README.md

# Hub

A pub-sub hub that builds on top of phoenix_pubsub. Phoenix is not required.

With Hub, a subscription is made with a pattern to match messages.

Example:

```elixir
# In one process:
Hub.subscribe("some_channel", %{name: _, age: age} when age > 42)
receive do
  %{name: name} -> IO.puts("#{name} is older than 42")
end

# In another process:
Hub.publish("some_channel", %{name: "John", age: 48})
```

## Installation

Add `hub` to your list of dependencies in `mix.exs`:

```elixir
def deps do
  [{:hub, "~> 0.2"}]
end
```

## Status

[![CircleCI](https://circleci.com/gh/vesta-merkur/hub.svg?style=svg)](https://circleci.com/gh/vesta-merkur/hub)

## How it works and what you should know.

Hub utlizes `Tracker` and `PubSub` of phoenix_pubsub to provide a robust and simple pub-sub hub where processes can
subscribe to messages with an Elixir pattern just like guard clauses.

Behind the scenes the pattern is "decompiled" into an Elixir AST and saved with the subscription. When a message is
published to a channel, the pattern of each subscription is checked against the message and the subscriptions that
match receives the message.

If you have lots of messages and lots of subscribers in the same channel, this is probably not for you, since the
performance cost of pattern matching each message against each subscriber could be a problem.

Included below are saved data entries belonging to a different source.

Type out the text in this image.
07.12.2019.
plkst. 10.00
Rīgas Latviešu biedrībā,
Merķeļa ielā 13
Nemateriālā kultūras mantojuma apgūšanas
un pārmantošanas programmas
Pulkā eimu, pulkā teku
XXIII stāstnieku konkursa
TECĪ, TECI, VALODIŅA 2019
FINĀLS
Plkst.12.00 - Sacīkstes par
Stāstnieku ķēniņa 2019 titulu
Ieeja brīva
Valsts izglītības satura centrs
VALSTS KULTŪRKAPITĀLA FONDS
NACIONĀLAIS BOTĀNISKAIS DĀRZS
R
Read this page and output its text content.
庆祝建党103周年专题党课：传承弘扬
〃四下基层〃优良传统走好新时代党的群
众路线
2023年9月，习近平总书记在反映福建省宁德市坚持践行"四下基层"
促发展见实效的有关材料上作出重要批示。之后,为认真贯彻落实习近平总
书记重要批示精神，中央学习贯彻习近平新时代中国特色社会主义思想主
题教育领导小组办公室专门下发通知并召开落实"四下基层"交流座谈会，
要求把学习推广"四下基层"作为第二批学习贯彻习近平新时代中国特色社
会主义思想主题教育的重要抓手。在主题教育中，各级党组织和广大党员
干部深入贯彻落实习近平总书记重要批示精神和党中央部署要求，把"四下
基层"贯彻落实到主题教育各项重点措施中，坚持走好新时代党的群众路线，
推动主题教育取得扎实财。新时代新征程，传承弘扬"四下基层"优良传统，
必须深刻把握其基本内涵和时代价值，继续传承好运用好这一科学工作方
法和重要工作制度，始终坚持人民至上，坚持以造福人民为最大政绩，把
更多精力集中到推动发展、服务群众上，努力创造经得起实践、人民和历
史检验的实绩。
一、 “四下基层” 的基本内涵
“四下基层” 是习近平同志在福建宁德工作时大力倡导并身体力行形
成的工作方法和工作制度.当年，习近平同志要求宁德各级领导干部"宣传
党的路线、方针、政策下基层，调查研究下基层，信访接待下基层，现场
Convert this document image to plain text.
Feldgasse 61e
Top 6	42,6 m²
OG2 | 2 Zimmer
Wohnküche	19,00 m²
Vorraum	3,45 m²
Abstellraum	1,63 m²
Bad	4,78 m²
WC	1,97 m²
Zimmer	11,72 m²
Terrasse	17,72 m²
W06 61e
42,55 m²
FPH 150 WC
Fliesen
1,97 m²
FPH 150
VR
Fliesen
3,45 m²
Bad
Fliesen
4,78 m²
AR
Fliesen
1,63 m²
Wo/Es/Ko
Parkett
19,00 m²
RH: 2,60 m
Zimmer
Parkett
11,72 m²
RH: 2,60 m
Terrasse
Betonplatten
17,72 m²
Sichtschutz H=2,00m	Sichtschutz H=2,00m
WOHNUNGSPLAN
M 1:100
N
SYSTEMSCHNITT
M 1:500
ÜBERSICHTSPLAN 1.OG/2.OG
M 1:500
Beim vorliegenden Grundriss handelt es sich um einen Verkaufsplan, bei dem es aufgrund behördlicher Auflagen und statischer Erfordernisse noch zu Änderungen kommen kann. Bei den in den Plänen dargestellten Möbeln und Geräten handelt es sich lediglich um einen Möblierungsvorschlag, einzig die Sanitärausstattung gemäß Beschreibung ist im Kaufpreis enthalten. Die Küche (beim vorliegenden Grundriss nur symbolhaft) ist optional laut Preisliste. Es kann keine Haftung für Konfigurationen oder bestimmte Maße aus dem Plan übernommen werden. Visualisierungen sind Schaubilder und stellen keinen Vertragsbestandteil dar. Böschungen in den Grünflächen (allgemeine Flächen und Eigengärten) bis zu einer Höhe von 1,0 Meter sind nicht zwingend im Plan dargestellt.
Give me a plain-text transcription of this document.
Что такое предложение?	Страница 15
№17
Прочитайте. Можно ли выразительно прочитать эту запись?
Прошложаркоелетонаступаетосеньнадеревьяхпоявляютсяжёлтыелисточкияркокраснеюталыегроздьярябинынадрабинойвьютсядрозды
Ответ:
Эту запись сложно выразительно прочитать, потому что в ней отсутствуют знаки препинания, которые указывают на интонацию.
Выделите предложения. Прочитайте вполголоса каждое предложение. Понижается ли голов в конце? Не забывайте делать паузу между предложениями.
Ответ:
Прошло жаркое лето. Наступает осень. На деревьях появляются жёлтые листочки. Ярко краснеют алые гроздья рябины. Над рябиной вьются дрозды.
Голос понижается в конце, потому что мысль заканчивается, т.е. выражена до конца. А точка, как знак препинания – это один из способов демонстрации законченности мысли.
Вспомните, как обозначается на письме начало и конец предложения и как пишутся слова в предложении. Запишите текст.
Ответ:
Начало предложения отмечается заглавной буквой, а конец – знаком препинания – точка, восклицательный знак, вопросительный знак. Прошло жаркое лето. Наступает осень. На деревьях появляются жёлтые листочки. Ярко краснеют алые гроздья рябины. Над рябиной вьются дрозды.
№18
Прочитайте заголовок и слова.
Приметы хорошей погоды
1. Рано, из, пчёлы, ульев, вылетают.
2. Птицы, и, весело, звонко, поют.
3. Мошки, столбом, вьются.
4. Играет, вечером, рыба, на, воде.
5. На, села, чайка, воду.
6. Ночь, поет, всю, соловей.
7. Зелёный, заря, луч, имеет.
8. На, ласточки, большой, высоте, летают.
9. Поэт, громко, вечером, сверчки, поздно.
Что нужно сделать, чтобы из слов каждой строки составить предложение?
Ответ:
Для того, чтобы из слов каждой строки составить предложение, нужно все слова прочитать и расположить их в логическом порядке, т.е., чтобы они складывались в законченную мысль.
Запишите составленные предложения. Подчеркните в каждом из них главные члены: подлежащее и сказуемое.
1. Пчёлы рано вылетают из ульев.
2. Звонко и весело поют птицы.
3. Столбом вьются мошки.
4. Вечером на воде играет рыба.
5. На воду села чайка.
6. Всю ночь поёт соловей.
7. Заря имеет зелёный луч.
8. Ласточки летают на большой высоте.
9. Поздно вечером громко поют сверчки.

However, many applications with many published messages can easily split messages into multiple channels based on
application specific criteria. If performance is a concern, having different channels should be used as much as
possible.

## Usage

A subscription is made with a quoted pattern:

```elixir
Hub.subscribe_quoted("My channel", quote(do: {:some, pattern}), pid: self(), count: :infinity)
```

* The `pid` is the process that should receive published messages. Default is `self()`.
* The `count` is how many times a subscription can be triggered before it is auto-unsubscribed. Default is `:infinity`.

A convenience macro, `subscribe`, can be used to avoid the `quote`. Given the default value of the options, the
following is equivalent to the above:

```elixir
require Hub
Hub.subscribe("My channel", {:some, pattern})
```

To publish a message in a channel, call `Hub.publish/2`:

```elixir
Hub.publish("My channel", {:any, "valid", %{elixir: "term"}})
```

When a message is published to the pid of a subscription, it is send directly and unmodified to that process' mailbox.
The subscriber should `receive` the message:

```elixir
Hub.subscribe("Channel", {:hello, name})
Hub.subscribe("Channel", {:goodbye, name})

receive do
  {:hello, name} -> IO.puts("Hello #{name}")
  {:goodbye, name} -> IO.puts("Goodbye #{name}")
end
```

If the receiver is a GenServer, and you don't want a blocking `receive`, use `handle_info` instead:

```elixir
def handle_info({:hello, name}, state) do
  IO.puts("Hello #{name}")
  {:noreply, state}
end
```

### Using local variables

Sometimes one wish to subscribe using a pattern involving local variables.
The `subscribe` macro accepts a `bind_quoted` argument, that will replace pinned variables with the given values.

E.g.

```elixir
size = 42
Hub.subscribe("my channel", %{size: ^size}, bind_quoted: [size: size])
```

is equivalent to

```elixir
Hub.subscribe("my channel", %{size: 42})
```

## Examples

Subscribe only once to a message:

```elixir
Hub.subscribe("My channel", {:hello, name}, count: 1)
```

`when` is perfectly legal to use in the pattern:

```elixir
Hub.subscribe("My channel", %User{age: age} when age > 42)
```

Subscribe another process:

```elixir
Hub.subscribe("My channel", {:hello, name}, pid: child_pid)
```

Subscribe to all messages in a channel:

```elixir
Hub.subscribe("My channel", _)
```

## Contributing

Tests are run with `mix test`. When submitting new code, make sure `mix credo` also passes.